I hope that they can still get some data out of it.
What I hate about failures like this is the public backlash that comes afterward. Yeah, it sucks that this (expensive) experiment didn't work. I would've rather given $250 million to, say, homeless people for booze than to crash a washing machine full of precious jems into the Utah desert a high speed, but I'm more than happy to have ponied up the money in the first place. I'd be perfectly happy with the price tag if the experiement had worked. This is just a risk that is involved. We can't go cutting science spending just because something didn't work. By that logic, the march of science is dramatically slowed.
Still, it's a bummer that this didn't work. Come to think of it, I seem to remember that my uncle Tom (Don's dad) worked at JPL back in the day. If you're looking to point fingers, maybe you can blame him.
--Mike Sheffler
... turning to the 3-D map, we see an unmistakable cone of ignorance
Right, cut military before science FA REAL.
And I blame Don.
It's just that NASA has had a few collosal failures in a row, almost seems like they're snoballing.
Am I wrong?
Sure, blame the quiet dude!
Mike -
You know, for a guy whose weapon of choice was a slide-rule, Dad's had an amazing career. Underwater Lasers, satellites, a radio still sitting on the Moon ... all in a day's work for humble Engineer Tom.

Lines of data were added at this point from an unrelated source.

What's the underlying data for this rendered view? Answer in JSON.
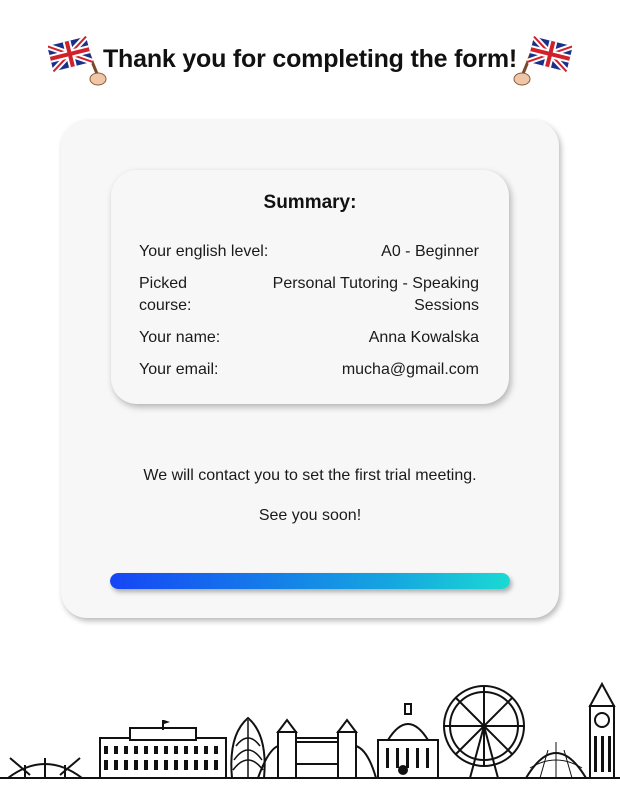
{
  "header": {
    "title": "Thank you for completing the form!",
    "flag_icon": "uk-flag-icon"
  },
  "summary": {
    "title": "Summary:",
    "rows": [
      {
        "label": "Your english level:",
        "value": "A0 - Beginner"
      },
      {
        "label": "Picked course:",
        "value": "Personal Tutoring - Speaking Sessions"
      },
      {
        "label": "Your name:",
        "value": "Anna Kowalska"
      },
      {
        "label": "Your email:",
        "value": "mucha@gmail.com"
      }
    ]
  },
  "messages": {
    "contact": "We will contact you to set the first trial meeting.",
    "farewell": "See you soon!"
  },
  "progress": {
    "fraction": 1.0,
    "colors": [
      "#1546f5",
      "#15a6e0",
      "#1bd9d3"
    ]
  },
  "footer": {
    "illustration": "london-skyline-illustration"
  }
}
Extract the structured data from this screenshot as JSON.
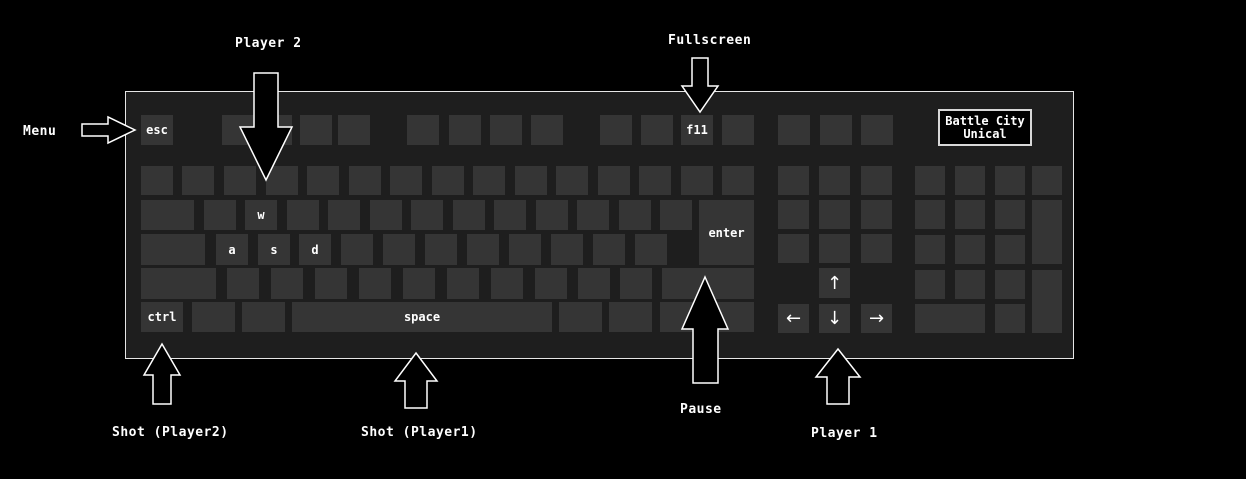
{
  "labels": {
    "player2": "Player 2",
    "fullscreen": "Fullscreen",
    "menu": "Menu",
    "shot_player2": "Shot (Player2)",
    "shot_player1": "Shot (Player1)",
    "pause": "Pause",
    "player1": "Player 1"
  },
  "brand": {
    "line1": "Battle City",
    "line2": "Unical"
  },
  "keys": {
    "esc": "esc",
    "f11": "f11",
    "w": "w",
    "a": "a",
    "s": "s",
    "d": "d",
    "enter": "enter",
    "ctrl": "ctrl",
    "space": "space",
    "up": "↑",
    "left": "←",
    "down": "↓",
    "right": "→"
  },
  "colors": {
    "background": "#000000",
    "keyboard": "#1e1e1e",
    "key": "#353535",
    "outline": "#ffffff"
  }
}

We've had a lot of discussions over the years about space missions going catastrophic. I'm pretty impressed every a full round-trip is actually successful.
He's mostly been in telemetry and aerospace, but that has to include highly specialized components like self-destruct systems for wayward rockets. So if his handiwork had been included on this mission the capsule would have incinerated itself before bothering to dent the desert floor. No Broom, No dustpan!